メーカーでモノづくりに従事している人であれば、間違いなく「コスト」について考えたことがあると思います。そして、その多くが“コストダウン”についてではないかと推察します。逆に、「この製品の製造コストはもっと高い方がいい」などと“コストアップ”につながるアイデアを考えたことは著者の実務経験の中で一度もありませんし、聞いたこともありません。
設計や製造だけでなく、デザインを進めるに当たっても“コストの話”は付き物です。インダストリアルデザイナーと仕事をしたことのある読者であれば、デザイナーの要望を再現しようとするとコストが計画よりも積み上がってしまうことが分かり、頭を抱えてしまった……という経験がある人も少なくないでしょう。
「デザインを良くするにはお金をかけざるを得ない」と考える設計者やデザイナーは多いようです。確かにデザインを良くするためにお金をかけることは珍しくありませんが、果たしてそれは必要条件なのでしょうか。
結論、良いデザインを実現するためにコストアップが不可欠かというと、必ずしもそうではありません。むしろ、適切なコストで作れるデザインであることが、良いデザインの前提条件ともいえます。

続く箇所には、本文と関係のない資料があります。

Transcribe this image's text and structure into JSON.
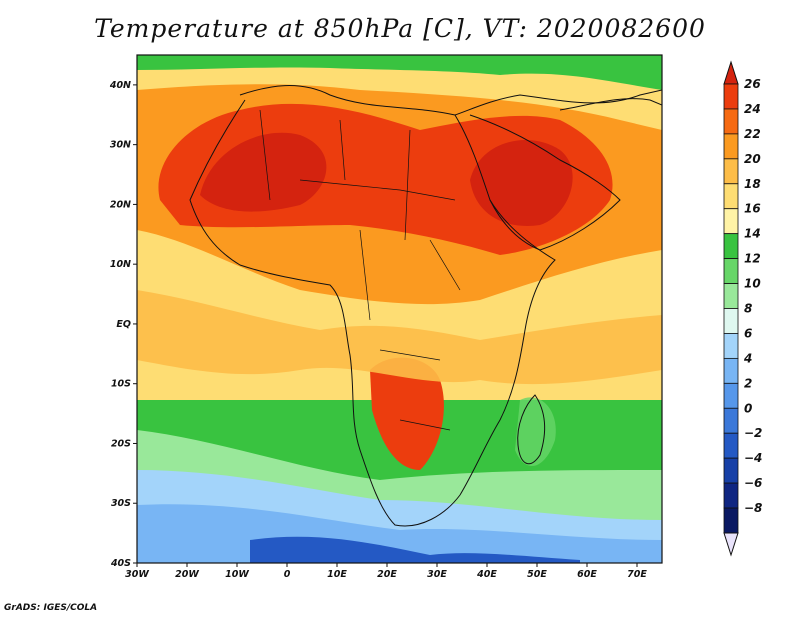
{
  "title": "Temperature at 850hPa [C], VT: 2020082600",
  "credit": "GrADS: IGES/COLA",
  "map": {
    "lon_range": [
      -30,
      75
    ],
    "lat_range": [
      -40,
      45
    ],
    "lon_ticks": [
      "30W",
      "20W",
      "10W",
      "0",
      "10E",
      "20E",
      "30E",
      "40E",
      "50E",
      "60E",
      "70E"
    ],
    "lat_ticks": [
      "40N",
      "30N",
      "20N",
      "10N",
      "EQ",
      "10S",
      "20S",
      "30S",
      "40S"
    ]
  },
  "colorbar": {
    "labels": [
      "26",
      "24",
      "22",
      "20",
      "18",
      "16",
      "14",
      "12",
      "10",
      "8",
      "6",
      "4",
      "2",
      "0",
      "-2",
      "-4",
      "-6",
      "-8"
    ],
    "colors": [
      "#d4230f",
      "#ec3d0e",
      "#f66a12",
      "#fb9a20",
      "#fdbd48",
      "#fedd73",
      "#fff3a6",
      "#39c340",
      "#67d668",
      "#99e89a",
      "#dff8f0",
      "#a3d4fa",
      "#78b5f4",
      "#5697ea",
      "#3b78d9",
      "#2459c4",
      "#1740a7",
      "#0f2682",
      "#0a1963",
      "#e9e3fb"
    ]
  }
}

それでは、この理由について著者の実体験を踏まえながら解説していきます。
そもそも工業製品における「良いデザイン」とは何を意味するのでしょうか。良いデザインというと、まずは見た目の美しさ(意匠性)を思い浮かべるかもしれません。確かに、デザインという言葉が普及し始めた1960年代の日本では「デザイン=見た目の美しさ」であったのは間違いありません。しかし、(これまでの記事でも解説したように)元来デザインおよびデザイナーは製品の見た目を美しくするだけではなく、使い勝手や機能性に関しても追求し、それらをより良くする役割を担っています。

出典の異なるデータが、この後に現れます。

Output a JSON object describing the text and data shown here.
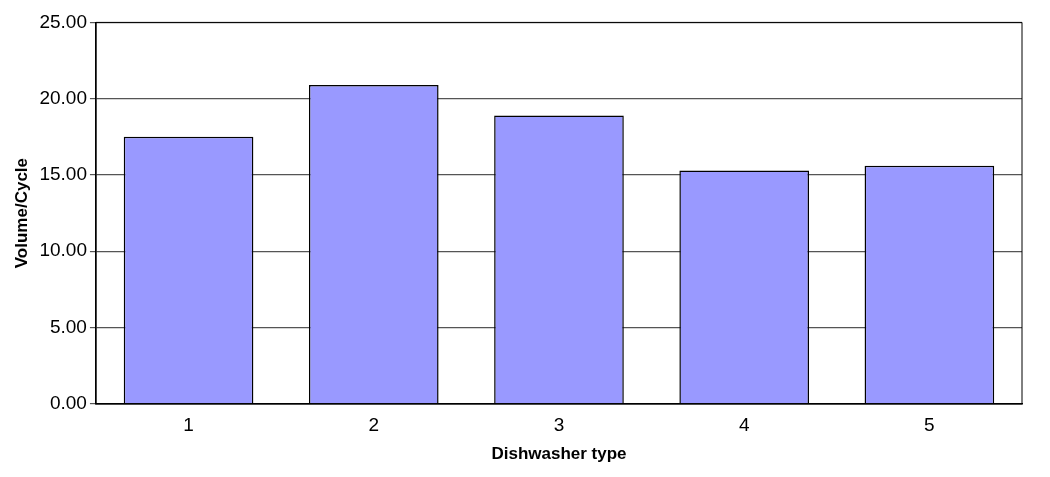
{
  "chart_data": {
    "type": "bar",
    "xlabel": "Dishwasher type",
    "ylabel": "Volume/Cycle",
    "categories": [
      "1",
      "2",
      "3",
      "4",
      "5"
    ],
    "values": [
      17.5,
      20.9,
      18.9,
      15.3,
      15.6
    ],
    "color": "#9999ff",
    "ylim": [
      0,
      25
    ],
    "yticks": [
      {
        "value": 0,
        "label": "0.00"
      },
      {
        "value": 5,
        "label": "5.00"
      },
      {
        "value": 10,
        "label": "10.00"
      },
      {
        "value": 15,
        "label": "15.00"
      },
      {
        "value": 20,
        "label": "20.00"
      },
      {
        "value": 25,
        "label": "25.00"
      }
    ],
    "grid": "y",
    "legend": false
  }
}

また、時代の流れとともにデザインに期待される領域はさらに広がっており、昨今では環境への配慮や技術的な革新性でさえも“デザインに期待される要素”となっています。
こういった流れを受けてか、日本デザイン振興会が運営する「グッドデザイン賞」では現在(2023年時点)、以下を審査の視点として公表しています(参考:2023年度グッドデザイン賞 審査について)。

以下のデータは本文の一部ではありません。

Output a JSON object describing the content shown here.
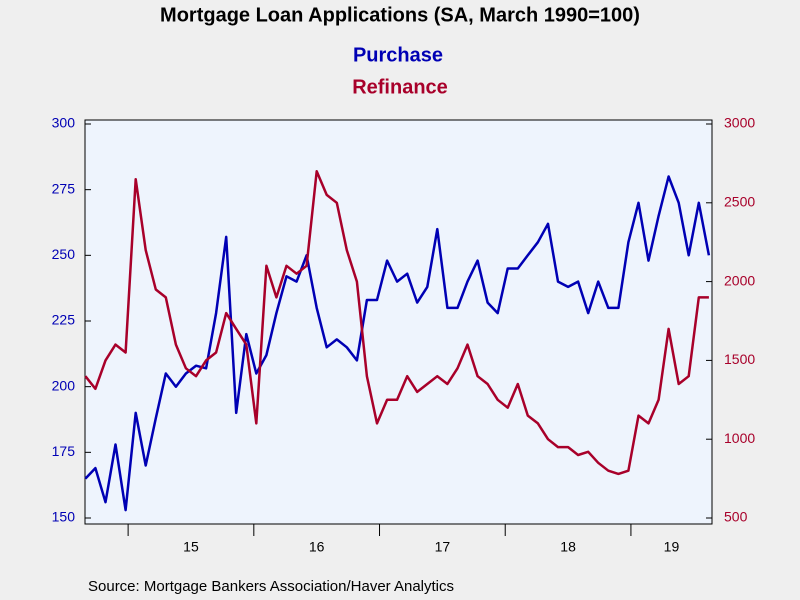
{
  "chart_data": {
    "type": "line",
    "title": "Mortgage Loan Applications (SA, March 1990=100)",
    "source": "Source:  Mortgage Bankers Association/Haver Analytics",
    "x": [
      14.66,
      14.74,
      14.82,
      14.9,
      14.98,
      15.06,
      15.14,
      15.22,
      15.3,
      15.38,
      15.46,
      15.54,
      15.62,
      15.7,
      15.78,
      15.86,
      15.94,
      16.02,
      16.1,
      16.18,
      16.26,
      16.34,
      16.42,
      16.5,
      16.58,
      16.66,
      16.74,
      16.82,
      16.9,
      16.98,
      17.06,
      17.14,
      17.22,
      17.3,
      17.38,
      17.46,
      17.54,
      17.62,
      17.7,
      17.78,
      17.86,
      17.94,
      18.02,
      18.1,
      18.18,
      18.26,
      18.34,
      18.42,
      18.5,
      18.58,
      18.66,
      18.74,
      18.82,
      18.9,
      18.98,
      19.06,
      19.14,
      19.22,
      19.3,
      19.38,
      19.46,
      19.54,
      19.62
    ],
    "xlim": [
      14.657,
      19.645
    ],
    "xticks": [
      15,
      16,
      17,
      18,
      19
    ],
    "ylim": [
      150,
      300
    ],
    "yticks": [
      150,
      175,
      200,
      225,
      250,
      275,
      300
    ],
    "y2lim": [
      500,
      3000
    ],
    "y2ticks": [
      500,
      1000,
      1500,
      2000,
      2500,
      3000
    ],
    "series": [
      {
        "name": "Purchase",
        "color": "#0000b4",
        "values": [
          165,
          169,
          156,
          178,
          153,
          190,
          170,
          188,
          205,
          200,
          205,
          208,
          207,
          228,
          257,
          190,
          220,
          205,
          212,
          228,
          242,
          240,
          250,
          230,
          215,
          218,
          215,
          210,
          233,
          233,
          248,
          240,
          243,
          232,
          238,
          260,
          230,
          230,
          240,
          248,
          232,
          228,
          245,
          245,
          250,
          255,
          262,
          240,
          238,
          240,
          228,
          240,
          230,
          230,
          255,
          270,
          248,
          265,
          280,
          270,
          250,
          270,
          250
        ]
      },
      {
        "name": "Refinance",
        "color": "#a8002a",
        "axis": "y2",
        "values": [
          1400,
          1320,
          1500,
          1600,
          1550,
          2650,
          2200,
          1950,
          1900,
          1600,
          1450,
          1400,
          1500,
          1550,
          1800,
          1700,
          1600,
          1100,
          2100,
          1900,
          2100,
          2050,
          2100,
          2700,
          2550,
          2500,
          2200,
          2000,
          1400,
          1100,
          1250,
          1250,
          1400,
          1300,
          1350,
          1400,
          1350,
          1450,
          1600,
          1400,
          1350,
          1250,
          1200,
          1350,
          1150,
          1100,
          1000,
          950,
          950,
          900,
          920,
          850,
          800,
          780,
          800,
          1150,
          1100,
          1250,
          1700,
          1350,
          1400,
          1900,
          1900
        ]
      }
    ]
  }
}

デザインの評価にはさまざまな観点が存在し、単に美しい見た目だけでなく、使いやすさや機能性、環境への配慮、社会的貢献なども考慮されます。お金(コスト)をかけて美しい見た目にしたからといって、それが必ずしも良いデザインであるとはいえません。また、美しい見た目を実現する過程の中で、非合理的なプロセスが含まれるようであれば、「それは悪いデザインだ」と評価されてしまう可能性があります。